More than two years after Fort Worth adopted ordinances to restrict game room operations to industrial areas, a state district judge has ruled the city can’t do that.
But in a decision handed down last month, state District Judge Melody Wilkinson did rule that the city can enforce licensing of game room businesses, something operators plan to appeal.
“We think there’s a state statute that says the city can’t do that,” said Anatole Barnstone, an Austin lawyer who represents some Fort Worth game room owners.
Barnstone said the recent court ruling opens up a lot more of the city to game rooms.
Because of the split ruling, lawyers for both the city and the game room operators say they will appeal to the 2nd Court of Appeals in Fort Worth. In August, the same court declined to hear an appeal in the case stemming from a July 2016 state court ruling.
In 2015, several game room operators sued the city after the City Council adopted license and zoning ordinances with stiff restrictions in an effort to curb gambling, crime and the ill effects game rooms have on neighborhoods. Fort Worth says it should be allowed to regulate game rooms because it is a home-rule municipality.
At that time, Wilkinson issued a restraining order barring the city from enforcing the ordinances until the case was completed. That will continue through the appeals process.
Before the ordinances were passed, game rooms were largely unregulated by the city.
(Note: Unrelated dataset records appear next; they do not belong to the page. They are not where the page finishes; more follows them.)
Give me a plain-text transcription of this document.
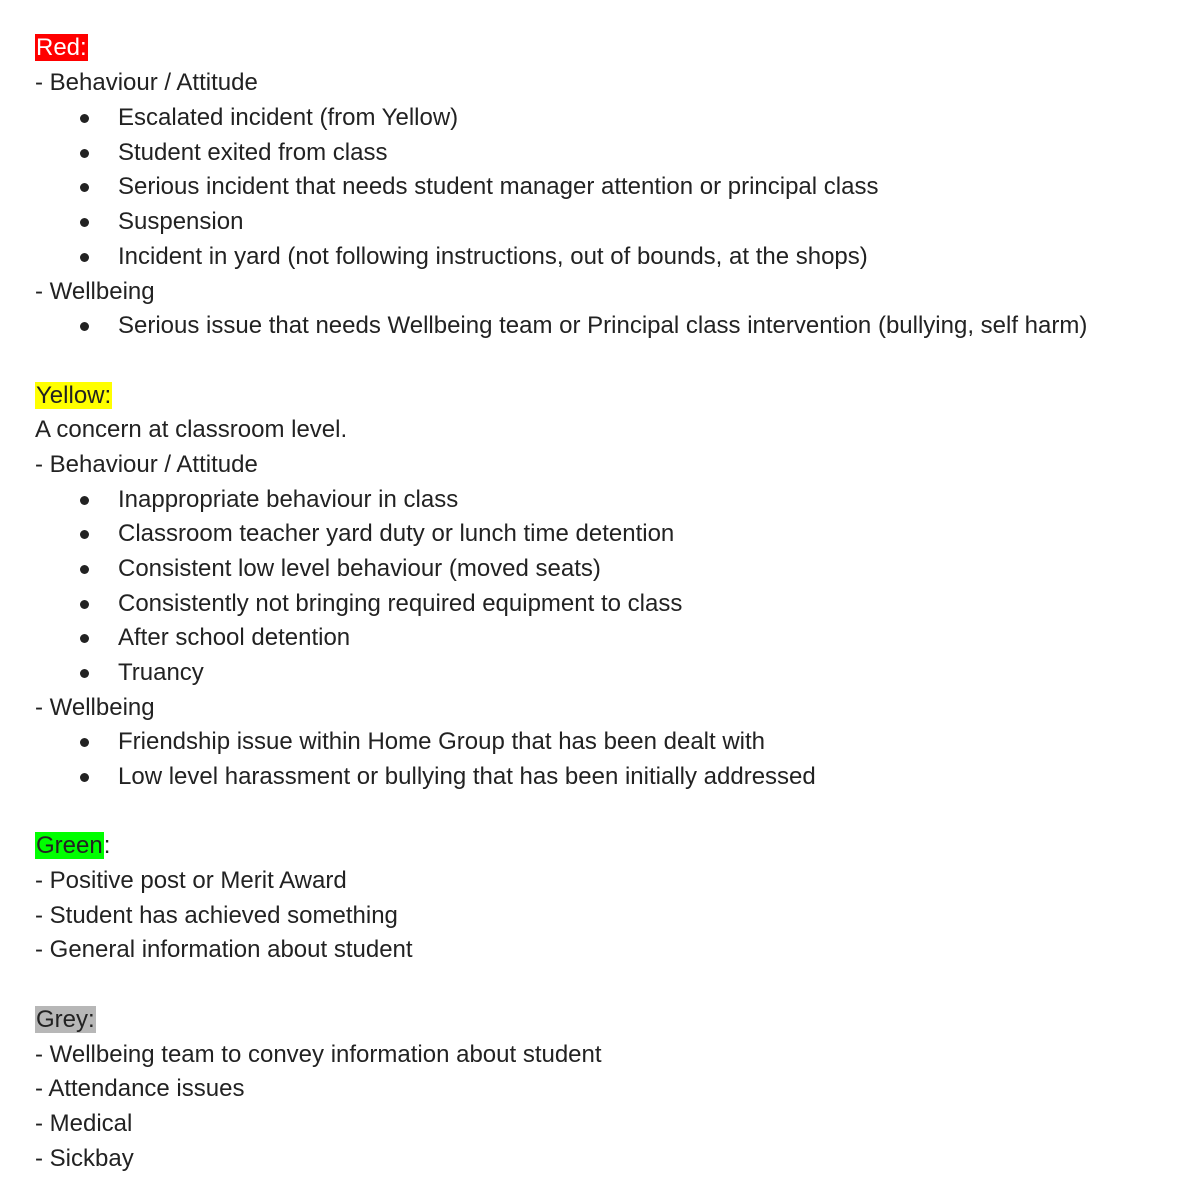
Red:
- Behaviour / Attitude
Escalated incident (from Yellow)
Student exited from class
Serious incident that needs student manager attention or principal class
Suspension
Incident in yard (not following instructions, out of bounds, at the shops)
- Wellbeing
Serious issue that needs Wellbeing team or Principal class intervention (bullying, self harm)
Yellow:
A concern at classroom level.
- Behaviour / Attitude
Inappropriate behaviour in class
Classroom teacher yard duty or lunch time detention
Consistent low level behaviour (moved seats)
Consistently not bringing required equipment to class
After school detention
Truancy
- Wellbeing
Friendship issue within Home Group that has been dealt with
Low level harassment or bullying that has been initially addressed
Green:
- Positive post or Merit Award
- Student has achieved something
- General information about student
Grey:
- Wellbeing team to convey information about student
- Attendance issues
- Medical
- Sickbay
The lawsuits didn’t stop the city from enforcing state criminal statutes on gambling. The ordinances focused on the operation of eight-liner and similar coin-operated electronic gaming machines, making it unlawful to have them in areas throughout the city.
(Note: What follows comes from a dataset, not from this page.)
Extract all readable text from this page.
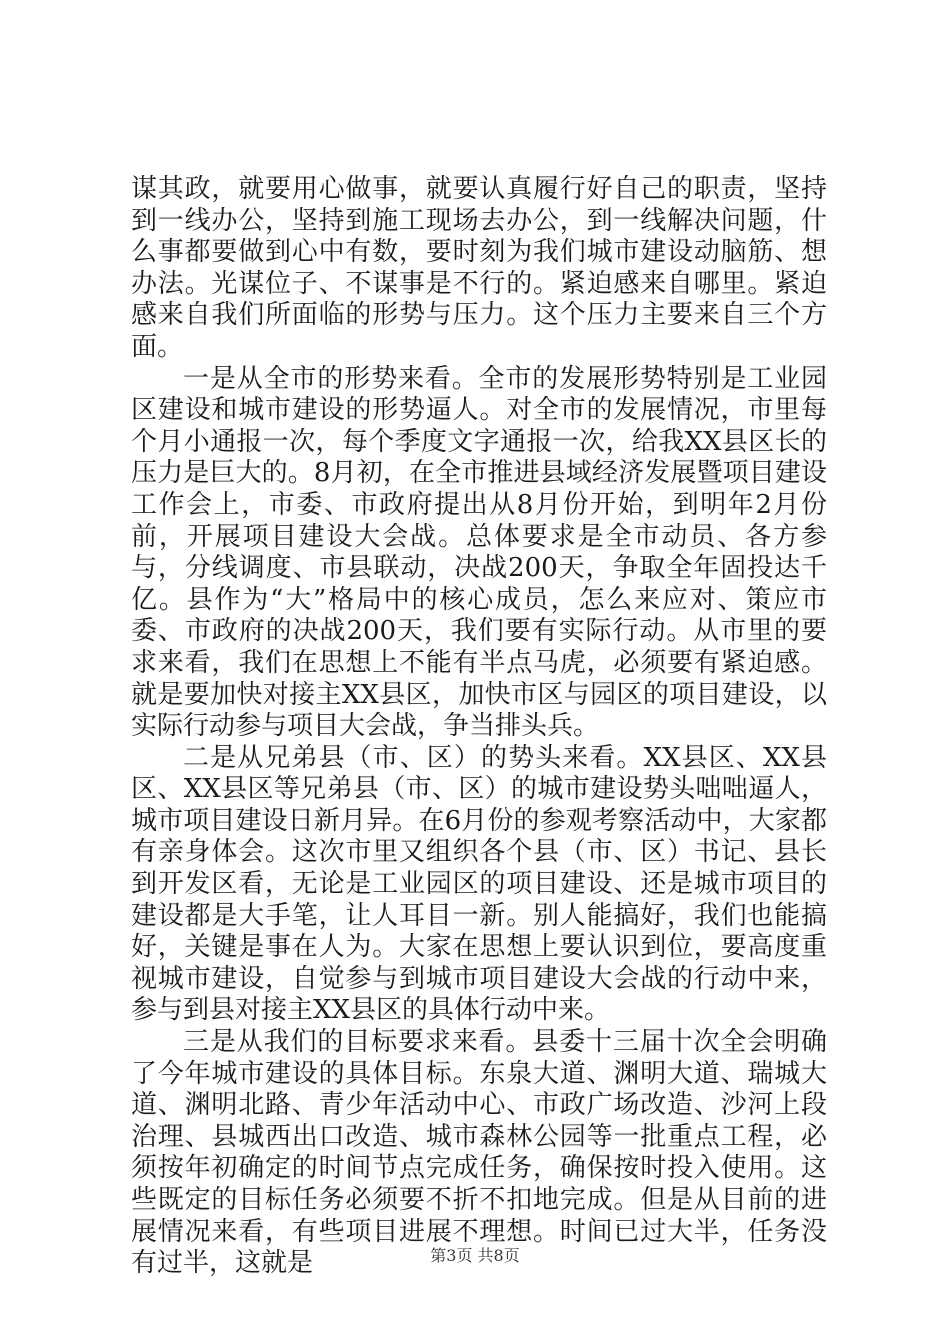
谋其政，就要用心做事，就要认真履行好自己的职责，坚持到一线办公，坚持到施工现场去办公，到一线解决问题，什么事都要做到心中有数，要时刻为我们城市建设动脑筋、想办法。光谋位子、不谋事是不行的。紧迫感来自哪里。紧迫感来自我们所面临的形势与压力。这个压力主要来自三个方面。

一是从全市的形势来看。全市的发展形势特别是工业园区建设和城市建设的形势逼人。对全市的发展情况，市里每个月小通报一次，每个季度文字通报一次，给我XX县区长的压力是巨大的。8月初，在全市推进县域经济发展暨项目建设工作会上，市委、市政府提出从8月份开始，到明年2月份前，开展项目建设大会战。总体要求是全市动员、各方参与，分线调度、市县联动，决战200天，争取全年固投达千亿。县作为“大”格局中的核心成员，怎么来应对、策应市委、市政府的决战200天，我们要有实际行动。从市里的要求来看，我们在思想上不能有半点马虎，必须要有紧迫感。就是要加快对接主XX县区，加快市区与园区的项目建设，以实际行动参与项目大会战，争当排头兵。

二是从兄弟县（市、区）的势头来看。XX县区、XX县区、XX县区等兄弟县（市、区）的城市建设势头咄咄逼人，城市项目建设日新月异。在6月份的参观考察活动中，大家都有亲身体会。这次市里又组织各个县（市、区）书记、县长到开发区看，无论是工业园区的项目建设、还是城市项目的建设都是大手笔，让人耳目一新。别人能搞好，我们也能搞好，关键是事在人为。大家在思想上要认识到位，要高度重视城市建设，自觉参与到城市项目建设大会战的行动中来，参与到县对接主XX县区的具体行动中来。

三是从我们的目标要求来看。县委十三届十次全会明确了今年城市建设的具体目标。东泉大道、渊明大道、瑞城大道、渊明北路、青少年活动中心、市政广场改造、沙河上段治理、县城西出口改造、城市森林公园等一批重点工程，必须按年初确定的时间节点完成任务，确保按时投入使用。这些既定的目标任务必须要不折不扣地完成。但是从目前的进展情况来看，有些项目进展不理想。时间已过大半，任务没有过半，这就是	第3页 共8页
Last month’s ruling also stopped the city from prohibiting game rooms within 1,000 feet of a church, a school, a residential neighborhood, a hospital or another game room. And the city will have to allow more than one game room in a building or strip shopping center.
State law restricts game rooms within 300 feet of a church, a school or a hospital.
“That was decided a long time ago,” Barnstone said of the distance requirement.
Wilkinson let stand provisions of the ordinance that say game room entrances must be marked as such, that at least one unobstructed window is required with a view of all the machines, and that owners must provide parking, have fewer than 30 machines on the premises and apply for a permit.
Wilkinson also ruled that each side will be responsible for its own lawyer fees. So far, the City Council has approved spending $200,000 on an outside law firm to help defend the suits.